Bill Otton, Vice President of Canadian Equities at our asset manager Beutel Goodman, said the new combined company will be in an excellent position to realize about $500 million in savings through streamlining the two organizations. PotashCorp has also seen several years of capital investment in infrastructure, which will begin to pay dividends. Both these factors will help free cash flow and give the company a leg-up when it comes to generating returns above the cost of capital.
Agrium also has an extensive retail business, which allows for some price setting and gives an important window into the needs of farmers and other end-users.
Materials can be an inflation hedge
Most hard assets, including materials, can be an excellent inflation hedge. Gold, for example, has long had this reputation.

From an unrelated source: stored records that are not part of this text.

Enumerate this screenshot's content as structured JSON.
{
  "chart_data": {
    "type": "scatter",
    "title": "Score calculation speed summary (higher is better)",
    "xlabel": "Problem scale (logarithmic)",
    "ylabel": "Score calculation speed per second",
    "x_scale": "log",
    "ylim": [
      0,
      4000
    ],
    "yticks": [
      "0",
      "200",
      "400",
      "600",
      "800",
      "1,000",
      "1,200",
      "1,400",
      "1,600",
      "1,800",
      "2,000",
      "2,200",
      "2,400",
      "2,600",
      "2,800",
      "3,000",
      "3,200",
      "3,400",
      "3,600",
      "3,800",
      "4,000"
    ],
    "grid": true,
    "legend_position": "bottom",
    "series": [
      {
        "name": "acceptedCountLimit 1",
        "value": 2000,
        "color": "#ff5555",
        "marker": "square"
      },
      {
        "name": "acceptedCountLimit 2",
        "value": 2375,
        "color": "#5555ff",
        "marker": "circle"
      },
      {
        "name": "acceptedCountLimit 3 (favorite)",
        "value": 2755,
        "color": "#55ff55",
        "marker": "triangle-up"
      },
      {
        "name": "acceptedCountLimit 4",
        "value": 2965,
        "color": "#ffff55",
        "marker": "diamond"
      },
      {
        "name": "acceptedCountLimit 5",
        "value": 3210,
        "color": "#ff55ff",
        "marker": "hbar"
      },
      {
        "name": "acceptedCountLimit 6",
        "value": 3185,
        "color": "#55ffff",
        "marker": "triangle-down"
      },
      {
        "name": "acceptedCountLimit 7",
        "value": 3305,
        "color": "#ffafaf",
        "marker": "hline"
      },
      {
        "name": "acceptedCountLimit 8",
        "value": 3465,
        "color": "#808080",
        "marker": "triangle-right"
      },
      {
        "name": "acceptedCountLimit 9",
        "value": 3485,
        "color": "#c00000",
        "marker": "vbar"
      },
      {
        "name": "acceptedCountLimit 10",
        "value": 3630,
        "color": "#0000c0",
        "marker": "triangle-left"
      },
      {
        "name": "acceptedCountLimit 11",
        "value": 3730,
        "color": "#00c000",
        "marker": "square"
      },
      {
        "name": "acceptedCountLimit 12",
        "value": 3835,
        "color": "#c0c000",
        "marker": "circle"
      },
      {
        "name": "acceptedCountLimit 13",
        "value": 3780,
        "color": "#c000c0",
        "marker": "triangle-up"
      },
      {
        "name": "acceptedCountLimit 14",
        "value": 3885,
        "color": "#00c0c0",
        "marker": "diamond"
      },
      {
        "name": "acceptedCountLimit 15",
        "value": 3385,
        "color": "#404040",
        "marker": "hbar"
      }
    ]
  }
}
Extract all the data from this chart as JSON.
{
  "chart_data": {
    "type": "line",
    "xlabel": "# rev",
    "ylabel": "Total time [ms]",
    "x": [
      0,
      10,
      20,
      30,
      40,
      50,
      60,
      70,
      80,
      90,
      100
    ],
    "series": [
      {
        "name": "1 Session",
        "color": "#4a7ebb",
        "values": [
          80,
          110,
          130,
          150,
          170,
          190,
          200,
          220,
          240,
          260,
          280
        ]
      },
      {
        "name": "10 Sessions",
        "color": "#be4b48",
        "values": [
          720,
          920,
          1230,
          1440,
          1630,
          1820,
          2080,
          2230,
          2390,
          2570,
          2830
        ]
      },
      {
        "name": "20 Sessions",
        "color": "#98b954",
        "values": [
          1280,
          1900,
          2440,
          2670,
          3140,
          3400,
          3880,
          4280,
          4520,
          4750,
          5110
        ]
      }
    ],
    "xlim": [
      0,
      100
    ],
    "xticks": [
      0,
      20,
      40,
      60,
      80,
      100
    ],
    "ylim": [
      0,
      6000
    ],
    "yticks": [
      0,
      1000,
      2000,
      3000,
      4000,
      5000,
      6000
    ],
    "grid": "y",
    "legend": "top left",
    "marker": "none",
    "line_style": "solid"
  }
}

In Canada, gold can’t be ignored because it is about half of the TSX materials sector market cap. But our experience shows that gold companies are not always the best companies to invest in because of their stock’s potential for big price swings, and their lower returns on capital through time.
Gold does, however, speak to the importance of active management when investing in materials. The importance of when you enter and exit the gold market can’t be overstated, as is the case for other materials that can be subject to big price swings.
The outlook for the materials sector is mostly positive
The sharp commodity price decline seen over the past couple of years appears to be ending, and prospects for the materials sector may be improving. Demand from the United States and developing countries shows a continued need for more raw materials to support their infrastructure plans. A slightly improving European economy is another potential positive for the materials sector.
Additionally, some indebted governments have scaled back their austerity plans and are focusing more closely on generating economic growth through large infrastructure investments. This could provide a significant tailwind for the materials sector.
Active management remains key
I believe that all investment decisions benefit from a prudent, experienced investor conducting appropriate analysis and considering the risk and return trade-off. This experience is of utmost importance when considering investments in the materials sector: we believe an assessment of long-term profitability and prudent pricing of the investment are key to decent returns.
And while some of what materials have to offer falls into the boring category, delivering solid investment performance is never dull. Taking an active and selective approach in materials can really pay off.